Schistosoma, Second Only To Malaria

"Our finding, as we report in Nature Genetics," Almeida went on, "is that we discovered a number of molecules that are tools to open windows of opportunity in the well-adjusted parasites, which live for years in their human hosts. Ten percent of infected people suffer the acute disease, and 10 percent of these - 2 million people in the world - will die from the malady. Schistosomiasis is not an acute infection, like malaria. Rather, it's parasitism, wasting disease that will jeopardize the lives of the children with destruction of their liver."

A broad-spectrum antihelminthic agent, praziquantel by name, is effective against all schistosome species in humans, and has few adverse side effects. But drug resistance is a looming hazard. "In Senegal," Almeida observed ominously, "resistance to the praziquantel drug has already been documented." To date, despite many attempts at vaccines, none has taken hold. "Our first vaccine candidate," Almeida recounted, "is a family of toxins that the parasite secretes. They interfere with immune responses of humans and elicit allergenic reactions. In our laboratory, we have found four genes that encode wasp venom allergens. The parasite also secretes anticoagulant serpent venom - all putative vaccine targets.

"Vaccine candidates have been tested," Almeida added, "but they yield 30 percent protection, which is considered too low. And it, too, may develop resistant forms. But if we combine more than one of the possible vaccine candidates, we might do better. The successful vaccination of both rodents and primates with attenuated larvae indicates that the goal is feasible. But it will take from five to 10 years to test new vaccines with the molecules we have found."

20-Year Vaccine Quest; No KO Punch

"Historically," Brindley, the Australian collaborator with the Chinese scientists, remarked, "People have been looking for new vaccines against schistosomiasis for maybe 20 years. There are a number of well-characterized proteins, but so far no one has come up with something that's really a knockout punch.
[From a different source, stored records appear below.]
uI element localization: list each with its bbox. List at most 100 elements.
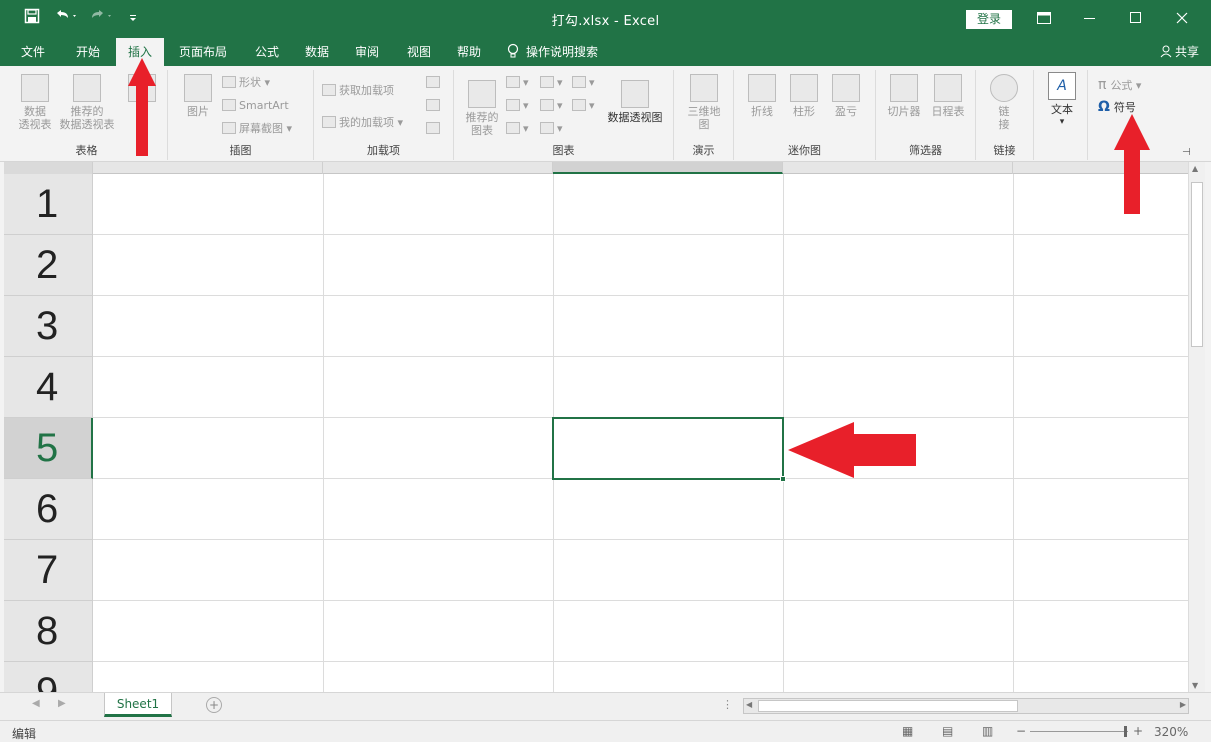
scroll-down-icon[interactable]: ▼ [1192, 681, 1198, 690]
visio-icon[interactable] [426, 74, 443, 92]
tell-me-label: 操作说明搜索 [526, 45, 599, 59]
tab-review[interactable]: 审阅 [344, 38, 390, 66]
hierarchy-chart-icon[interactable]: ▾ [540, 74, 563, 92]
3d-map-label-2: 图 [698, 118, 710, 131]
tab-help[interactable]: 帮助 [446, 38, 492, 66]
sparkline-winloss-icon [832, 74, 860, 102]
page-layout-view-icon[interactable]: ▤ [942, 724, 953, 738]
column-header-c[interactable] [553, 162, 783, 174]
row-header[interactable]: 1 [4, 174, 93, 235]
smartart-button[interactable]: SmartArt [222, 97, 289, 115]
scroll-left-icon[interactable]: ◀ [746, 700, 752, 709]
row-header[interactable]: 8 [4, 601, 93, 662]
tab-home[interactable]: 开始 [64, 38, 112, 66]
column-header-d[interactable] [783, 162, 1013, 174]
zoom-out-icon[interactable]: − [1016, 724, 1026, 738]
tab-file[interactable]: 文件 [10, 38, 56, 66]
normal-view-icon[interactable]: ▦ [902, 724, 913, 738]
customize-qat-icon[interactable] [126, 8, 140, 30]
store-icon [322, 84, 336, 96]
column-header-e[interactable] [1013, 162, 1188, 174]
minimize-icon[interactable] [1067, 0, 1113, 38]
sparkline-line-button[interactable]: 折线 [742, 74, 782, 118]
horizontal-scroll-thumb[interactable] [758, 700, 1018, 712]
link-label-1: 链 [998, 105, 1010, 118]
recommended-pivot-button[interactable]: 推荐的 数据透视表 [56, 74, 118, 131]
pie-chart-icon[interactable]: ▾ [506, 120, 529, 138]
row-header[interactable]: 9 [4, 662, 93, 692]
sparkline-winloss-button[interactable]: 盈亏 [826, 74, 866, 118]
tell-me-search[interactable]: 操作说明搜索 [506, 38, 618, 66]
text-button[interactable]: A 文本 ▾ [1040, 72, 1084, 129]
column-header-b[interactable] [323, 162, 553, 174]
vertical-scrollbar[interactable]: ▲ ▼ [1188, 162, 1205, 692]
close-icon[interactable] [1159, 0, 1205, 38]
pivot-chart-button[interactable]: 数据透视图 [602, 80, 668, 124]
tab-data[interactable]: 数据 [294, 38, 340, 66]
smartart-label: SmartArt [239, 99, 289, 112]
tab-view[interactable]: 视图 [396, 38, 442, 66]
scatter-chart-icon[interactable]: ▾ [506, 97, 529, 115]
zoom-level[interactable]: 320% [1154, 725, 1188, 739]
sheet-tab-sheet1[interactable]: Sheet1 [104, 693, 172, 717]
sheet-next-icon[interactable]: ▶ [58, 698, 66, 709]
people-graph-icon[interactable] [426, 120, 443, 138]
pin-ribbon-icon[interactable]: ⊣ [1182, 144, 1191, 162]
equation-button[interactable]: π 公式 ▾ [1098, 76, 1141, 94]
add-sheet-icon[interactable]: + [206, 697, 222, 713]
excel-window: 打勾.xlsx - Excel 登录 文件 开始 插入 页面布局 公式 数据 审… [0, 0, 1211, 742]
row-header[interactable]: 3 [4, 296, 93, 357]
bing-maps-icon[interactable] [426, 97, 443, 115]
redo-icon[interactable] [88, 8, 116, 30]
3d-map-button[interactable]: 三维地 图 [682, 74, 726, 131]
horizontal-scrollbar[interactable]: ◀ ▶ [743, 698, 1189, 714]
row-header[interactable]: 7 [4, 540, 93, 601]
column-chart-icon[interactable]: ▾ [506, 74, 529, 92]
row-header[interactable]: 6 [4, 479, 93, 540]
zoom-in-icon[interactable]: + [1133, 724, 1143, 738]
shapes-button[interactable]: 形状 ▾ [222, 74, 270, 92]
tab-page-layout[interactable]: 页面布局 [168, 38, 238, 66]
pivot-table-button[interactable]: 数据 透视表 [12, 74, 58, 131]
scroll-right-icon[interactable]: ▶ [1180, 700, 1186, 709]
line-chart-icon[interactable]: ▾ [540, 120, 563, 138]
link-button[interactable]: 链 接 [984, 74, 1024, 131]
get-addins-button[interactable]: 获取加载项 [322, 82, 394, 100]
group-illustrations-label: 插图 [229, 144, 252, 157]
zoom-slider-thumb[interactable] [1124, 726, 1127, 737]
tab-formulas[interactable]: 公式 [244, 38, 290, 66]
combo-chart-icon[interactable]: ▾ [572, 97, 595, 115]
column-header-a[interactable] [93, 162, 323, 174]
my-addins-button[interactable]: 我的加载项 ▾ [322, 114, 403, 132]
active-cell-c5[interactable] [552, 417, 784, 480]
sheet-prev-icon[interactable]: ◀ [32, 698, 40, 709]
ribbon-display-options-icon[interactable] [1021, 0, 1067, 38]
red-arrow-up-insert-tab [128, 58, 156, 156]
split-handle-icon[interactable]: ⋮ [722, 698, 733, 711]
link-label-2: 接 [998, 118, 1010, 131]
undo-icon[interactable] [52, 8, 80, 30]
recommended-charts-button[interactable]: 推荐的 图表 [460, 80, 504, 137]
select-all-corner[interactable] [4, 162, 93, 174]
statistic-chart-icon[interactable]: ▾ [540, 97, 563, 115]
zoom-slider[interactable] [1030, 731, 1128, 732]
login-button[interactable]: 登录 [966, 10, 1012, 29]
scroll-up-icon[interactable]: ▲ [1192, 164, 1198, 173]
row-header[interactable]: 2 [4, 235, 93, 296]
row-header-selected[interactable]: 5 [4, 418, 93, 479]
maximize-icon[interactable] [1113, 0, 1159, 38]
page-break-view-icon[interactable]: ▥ [982, 724, 993, 738]
share-button[interactable]: 共享 [1160, 38, 1199, 66]
vertical-scroll-thumb[interactable] [1191, 182, 1203, 347]
row-header[interactable]: 4 [4, 357, 93, 418]
waterfall-chart-icon[interactable]: ▾ [572, 74, 595, 92]
sparkline-winloss-label: 盈亏 [835, 105, 857, 118]
timeline-button[interactable]: 日程表 [926, 74, 970, 118]
save-icon[interactable] [22, 8, 42, 30]
sparkline-column-button[interactable]: 柱形 [784, 74, 824, 118]
screenshot-button[interactable]: 屏幕截图 ▾ [222, 120, 292, 138]
slicer-button[interactable]: 切片器 [882, 74, 926, 118]
worksheet-grid[interactable]: 1 2 3 4 5 6 7 8 9 [4, 162, 1188, 692]
picture-button[interactable]: 图片 [176, 74, 220, 118]
equation-label: 公式 [1110, 79, 1133, 92]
Quite a lot is known about the epidemiology of these three major disease species," Brindley went on. "There's the S. japonicum, which is endemic in the Asian countries. Then there are two that originated in Africa, S. mansoni and the third one, Hematobium mansoni. It probably came to the Western hemisphere - no doubt to the Americas - with the slave trade from about the 1600s. It just so happened that there were just the right kind of snails to support the parasites.

"S. hematobium occurs in Africa and the eastern Mediterranean, where it causes urinary schistosomiasis," Brindley recounted. "The cercariae adapt to the mammalian environment. Schistosomes are dioecious - sexually dimorphic as adults. Developing male and female worms depart the lungs and move into the hepatic portal system to mature, pair up and migrate upstream to the intestines. Eggs produced by female worms are discharged with the feces or urine."

Co-authors at the Chinese National Human Genome Center sequenced and annotated more than 13,000 genes that are known to be expressed in Schistosoma japonicum - the parasite that causes schistosomiasis in China and other Asian countries. S. japonicum has a total of approximately 15,000 genes. Almeida and his colleagues at the University of S o Paolo sequenced and analyzed 92 percent of the estimated 14,000 genes of Schistosoma mansoni, which is endemic to Africa, the Caribbean and South America.

"The disease has spread to the central part of Brazil," Almeida noted, "where construction of a large dam for hydroelectric power plants was started 10 years ago. The workers were brought from the northeast, and became infected because the snails were in the lake water."